Some celebrants, if they are asked to perform a wedding as a representative of their faith tradition, won’t include anything secular (i.e. non-religious). That’s why you sometimes see threads about things like the unity candle, sand ceremonies, etc., not being allowed. Other celebrants will allow you to incorporate something secular, but may draw the line at something pagan if they see it as being in conflict with the religious nature of their role. Others will be open to incorporating some of those elements and putting a Christian spin on them (which, after all, is a longstanding Church tradition – that’s where we get some of our Christmas and Easter traditions, etc.)
The best thing to do is just to go in to the meeting with an open mind and ask what your officiant thinks about the elements you would like to incorporate.
Post # 9
@Ashleigh6113: YESSSSS. I would totally alter it if need be to something like that.

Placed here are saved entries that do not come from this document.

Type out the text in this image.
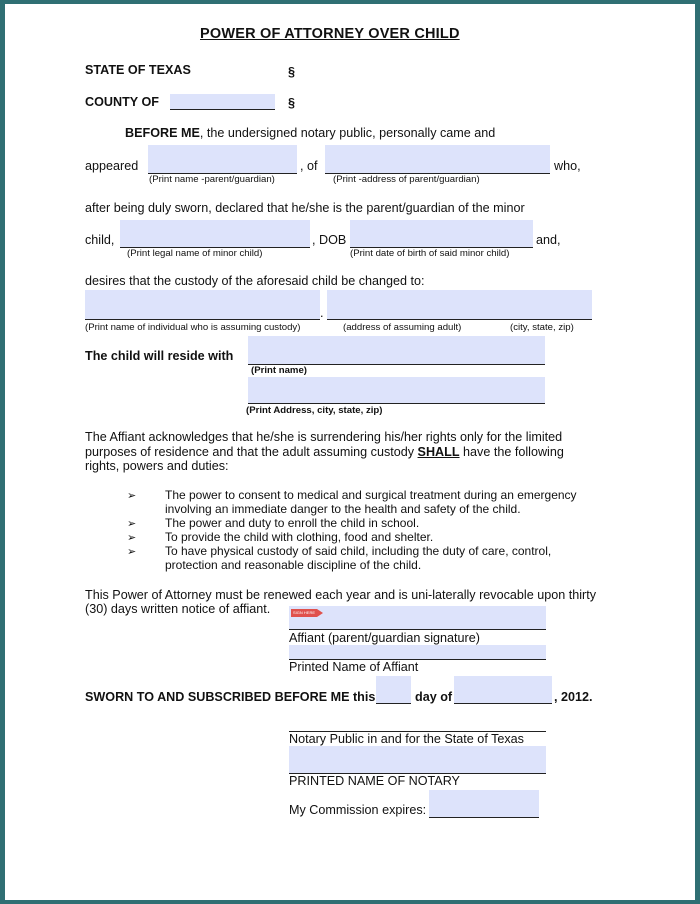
POWER OF ATTORNEY OVER CHILD
STATE OF TEXAS	§
COUNTY OF	§
BEFORE ME, the undersigned notary public, personally came and
appeared	, of	who,
(Print name -parent/guardian)	(Print -address of parent/guardian)
after being duly sworn, declared that he/she is the parent/guardian of the minor
child,	, DOB	and,
(Print legal name of minor child)	(Print date of birth of said minor child)
desires that the custody of the aforesaid child be changed to:
.
(Print name of individual who is assuming custody)	(address of assuming adult)	(city, state, zip)
The child will reside with
(Print name)
(Print Address, city, state, zip)
The Affiant acknowledges that he/she is surrendering his/her rights only for the limited
purposes of residence and that the adult assuming custody SHALL have the following
rights, powers and duties:
➢ The power to consent to medical and surgical treatment during an emergency
involving an immediate danger to the health and safety of the child.
➢ The power and duty to enroll the child in school.
➢ To provide the child with clothing, food and shelter.
➢ To have physical custody of said child, including the duty of care, control,
protection and reasonable discipline of the child.
This Power of Attorney must be renewed each year and is uni-laterally revocable upon thirty
(30) days written notice of affiant.	SIGN HERE
Affiant (parent/guardian signature)
Printed Name of Affiant
SWORN TO AND SUBSCRIBED BEFORE ME this	day of	, 2012.
Notary Public in and for the State of Texas
PRINTED NAME OF NOTARY
My Commission expires:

Thank you for the hope.
Post # 10
- Wedding: September 2014 - Garden outside our church
Not sure if you’ve met with your rector yet, but I just wanted to add that Dearest and I are Episcopalian (met at church) and are not getting married in the church (instead on a cliff in a park special to us–God’s handiwork, can’t argue with that!). Like it was said above, many of our Christian traditions are based on non-Judaic cultures, and the Episcopal church seems to acknowledge that more than some. Best wishes, and good choice with the Episcopal Church (FWIW, I think most of our congregation are Roman-Baptist couples who needed a compromise &/or folks who don’t want to check their brains/education at the church door)
Post # 11
@KCKnd2: LOL! You got there before me and wrote the post I was going to write!
Post # 12
@ohmybears48: Just saw this thread. You might have your answer already. We had an Episcopal wedding outside of a church. But had to follow the service as listed in the Book of Common Prayer. Yes, you can choose certain prayers and readings from that, but it’s unlikely to be able to do any secular ceremony. Our priest (also a woman 🙂 mentioned doing the hand wrapping with her stole, but then didn’t do it (she also picked a shorter prayer at the end, when I asked for a longer one, so make sure you’re very very clear on what you’d like). We were able to pick a musical interlude rather than a Psalm, and there was no limitation on that. We had a vioin duet of Vivaldi 🙂 Of course, your experience may vary 🙂 Good luck!